Ma cosa stanno combinando gli Sleep Token?

La vita è fatta di contraddizioni. I momenti più belli, quelli peggiori, le giornate felici e quelle più cupe, si sommano formando la nostra psiche, in una continua evoluzione in cui non esistono compartimenti stagni. Così come non ha senso perdere il senno cercando di incollare etichette sul puzzle della nostra esistenza, vale lo stesso per la musica degli Sleep Token e per tutto il mondo che gravita attorno a questo misterioso collettivo.

Le informazioni sulla band sono poche e confuse (cercare dettagli sui Nostri è un po’ come tentare di risolvere il mistero di Stonehenge, giusto per fare un esempio non troppo lontano dall’immaginario degli Sleep Token). Non sappiamo neanche chi siano, quanti siano. L’unico membro riconosciuto è Vessel, timida creatura dotata di una voce meravigliosa che si cela dietro una maschera ricoperta di rune. Per molti fan, anzi forse sarebbe meglio dire “worshipper” (arriviamo tra un attimo alla spiegazione di questo termine), il toto-identità di Vessel è uno degli argomenti più discussi su Reddit. C’è chi pensa sia Dan Smith dei Bastille, chi invece Sam Smith, Hozier, oppure ancora Michael Lessard dei Contortionist.

Mentre non trapela alcuna soffiata attendibile, il nostro Vessel si è dichiarato veicolo di una divinità che porta il nome molto evocativo di Sleep.

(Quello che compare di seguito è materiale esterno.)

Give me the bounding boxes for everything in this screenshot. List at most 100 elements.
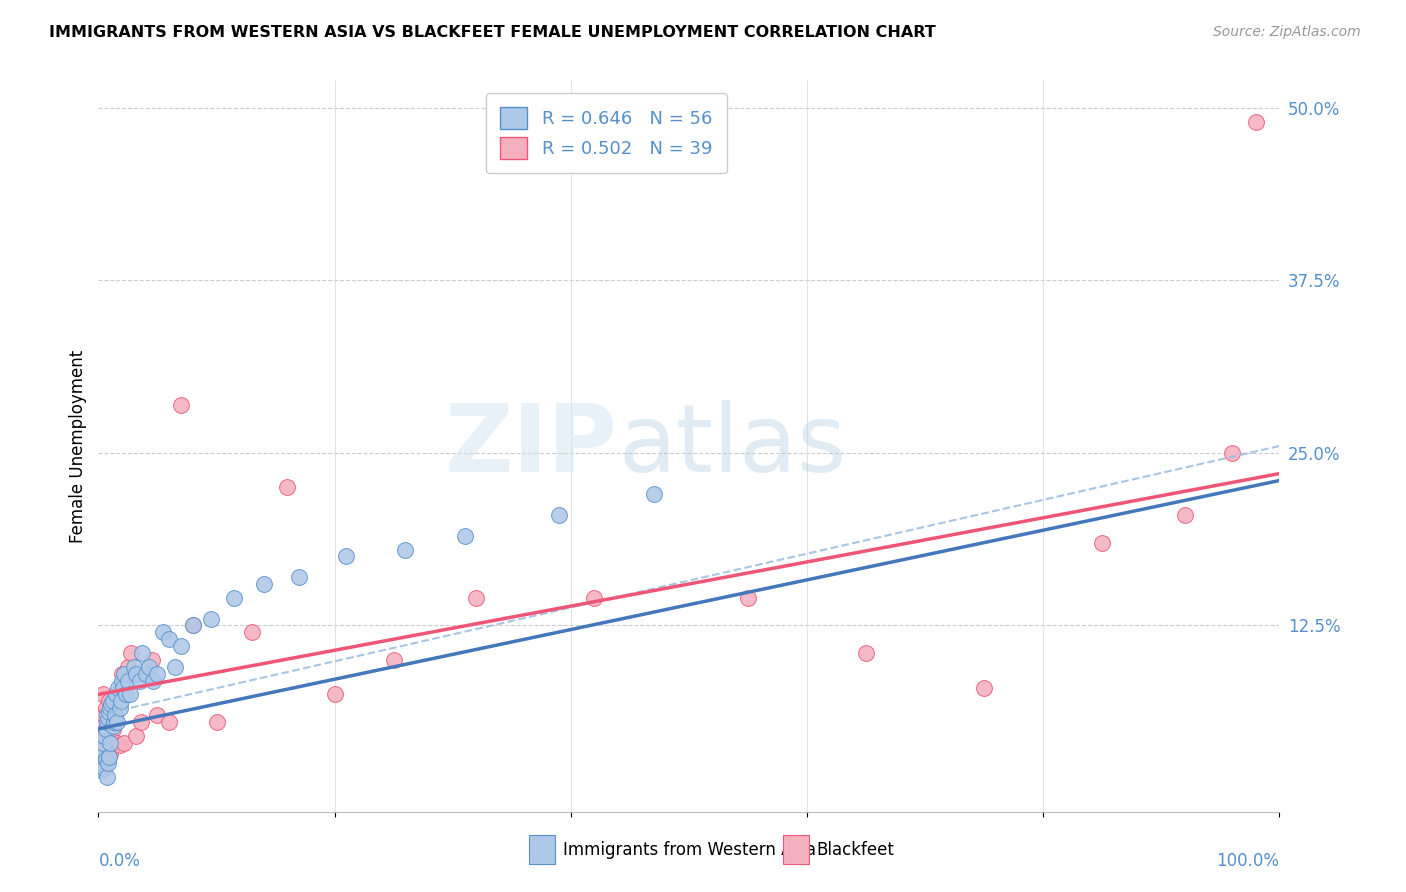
Point [111, 673, 134, 688]
Point [122, 660, 145, 674]
Point [138, 660, 160, 674]
Point [142, 673, 165, 688]
Point [91, 749, 114, 764]
Point [93, 729, 115, 743]
Point [224, 591, 246, 605]
Point [240, 625, 263, 640]
Point [104, 708, 127, 723]
Point [93, 708, 115, 723]
Point [91, 687, 114, 701]
Point [129, 714, 152, 729]
Point [94, 722, 117, 736]
Bar [530, 835, 555, 864]
Point [90, 729, 112, 743]
Point [117, 673, 139, 688]
Point [125, 729, 148, 743]
Point [453, 529, 475, 543]
Point [105, 714, 128, 729]
Y-axis label: Female Unemployment: Female Unemployment [69, 350, 87, 542]
Point [583, 591, 606, 605]
Point [101, 719, 124, 733]
Point [110, 694, 132, 708]
Point [91, 714, 114, 729]
Point [112, 681, 135, 695]
Point [253, 577, 276, 591]
Point [98, 747, 121, 761]
Point [181, 618, 204, 632]
Point [96, 770, 118, 784]
Point [170, 398, 193, 412]
Point [157, 714, 180, 729]
Point [205, 714, 228, 729]
Bar [783, 835, 810, 864]
Text: 100.0%: 100.0% [1216, 852, 1279, 870]
Point [152, 625, 174, 640]
Point [643, 487, 665, 501]
Point [1220, 446, 1243, 460]
Text: ZIP: ZIP [446, 400, 619, 492]
Point [101, 722, 124, 736]
Point [288, 570, 311, 584]
Point [91, 742, 114, 756]
Point [335, 549, 357, 564]
Text: IMMIGRANTS FROM WESTERN ASIA VS BLACKFEET FEMALE UNEMPLOYMENT CORRELATION CHART: IMMIGRANTS FROM WESTERN ASIA VS BLACKFEE… [49, 25, 936, 40]
Point [112, 736, 135, 750]
Point [90, 764, 112, 778]
Point [135, 666, 157, 681]
Point [973, 681, 995, 695]
Point [114, 687, 136, 701]
Point [107, 681, 129, 695]
Point [1174, 508, 1197, 522]
Point [170, 639, 193, 653]
Point [125, 666, 148, 681]
Point [181, 618, 204, 632]
Point [112, 666, 135, 681]
Point [98, 706, 121, 720]
Point [97, 756, 120, 771]
Point [98, 694, 121, 708]
Point [108, 701, 131, 715]
Point [855, 646, 877, 660]
Point [101, 694, 124, 708]
Point [97, 724, 120, 739]
Point [146, 708, 169, 723]
Point [103, 714, 125, 729]
Point [91, 756, 114, 771]
Point [200, 611, 222, 625]
Point [98, 749, 121, 764]
Text: Blackfeet: Blackfeet [817, 841, 894, 859]
Point [100, 697, 122, 711]
Point [135, 666, 157, 681]
Point [1244, 114, 1267, 128]
Text: Source: ZipAtlas.com: Source: ZipAtlas.com [1213, 25, 1361, 39]
Point [141, 653, 163, 667]
Legend: R = 0.646   N = 56, R = 0.502   N = 39: R = 0.646 N = 56, R = 0.502 N = 39 [486, 93, 727, 173]
Point [111, 666, 134, 681]
Point [157, 632, 180, 647]
Point [94, 752, 117, 766]
Point [465, 591, 488, 605]
Point [394, 542, 416, 557]
Point [96, 708, 118, 723]
Point [97, 711, 120, 725]
Point [548, 508, 571, 522]
Point [146, 666, 169, 681]
Point [165, 660, 187, 674]
Point [91, 736, 114, 750]
Point [108, 739, 131, 753]
Point [382, 653, 405, 667]
Point [98, 701, 121, 715]
Point [104, 708, 127, 723]
Point [93, 760, 115, 774]
Point [128, 673, 150, 688]
Point [117, 660, 139, 674]
Text: 0.0%: 0.0% [98, 852, 141, 870]
Point [131, 646, 153, 660]
Point [120, 687, 142, 701]
Point [96, 714, 118, 729]
Point [98, 736, 121, 750]
Point [94, 701, 117, 715]
Point [96, 739, 118, 753]
Point [105, 687, 128, 701]
Text: atlas: atlas [619, 400, 846, 492]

Ed ecco che qui si spiega la parola “worshipper”, letteralmente “adoratori”, adepti a un culto che per ora si basa su due EP (“One” e “Two”, pubblicati tra 2016 e 2017) e su una manciata di canzoni sparse, e che tra non molto avrà la sua Bibbia, ovvero il primo full-length degli Sleep Token, “Sundowning”, in uscita il prossimo 22 novembre.

“The Night Does Not Belong To God”, primo singolo e opener del debutto discografico dell’enigmatica formazione è stato pubblicato il 20 giugno 2019, il giorno del solstizio d’estate, il momento in cui il sole è più alto sul cielo (di Londra, si legge sul sito della Spinefarm Records, l’etichetta dei Nostri appunto, quindi presumiamo siano inglesi). Ogni due settimane, al calare del sole, seguendo l’andamento delle stagioni e il sacrificio dell’estate a favore dei mesi più bui, verranno pubblicati tutti i pezzi del disco fino ad arrivare alla release date, il giorno del “Sundowning” appunto. Oltre a una spiegazione prettamente astronomica, “Sundowning” è il termine inglese usato per una particolare condizione psichiatrica, durante la quale i pazienti che ne sono affetti, vedono un acuirsi dei loro problemi mentali proprio mentre il sole sta calando, o appena dopo. “La notte non appartiene a Dio”, per l’appunto.

A oggi, abbiamo avuto l’opportunità di ascoltare 6 dei 12 brani presenti nel primo album degli Sleep Token, e pur essendo ancora prematuro sbilanciarsi a parlare del lavoro nel suo complesso, alcuni indizi e molte intenzioni di Vessel e compagni ci appaiono molto chiare. Se i precedenti EP erano il “test” da cui partire per farsi conoscere, lasciando il segno con il loro misto tra indie alla Bon Iver e un djent/progcore alla Tesseract, “Sundowning” è l’occasione per passare al livello successivo, spazzando via ogni confine tra generi, flirtando con l’hip-hop e con il pop-rock simil Imagine Dragons (ascoltate “Dark Signs” e “Higher” e capirete). Crossover, si chiamava qualche tempo fa, e anche oggi ha senso rispolverare questo termine riferendosi agli Sleep Token e alla loro “guerra dei mondi”. Il mondo della musica suonata e di quella prodotta, tenuti insieme da una sensibilità moderna e da una conoscenza altrettanto al passo con i tempi delle attuali tecnologie.

“Sundowning” non verrà capito dai rockettari che esaltano Post Malone e il suo featuring con Ozzy (come da molti altri non per forza fan di uno o dell’altro artista, o di entrambi), ma ce ne faremo una ragione. La sensibilità degli Sleep Token si rivolge a chi è in grado di cogliere che l’evoluzione della specie nell’era della playlist passa per forza di cose per queste scelte stilistiche, che appaiono forzate per chi non ha tempo o voglia di approfondire il lavoro di ricerca che sta dietro a queste composizioni, vera dimostrazione di coraggio e innovazione nell’intraprendere un’opera di contaminazione senza dimenticare il cuore del rock, che risiede nella perizia tecnica e nell’esecuzione. Proprio quelle contraddizioni di cui si parlava in apertura.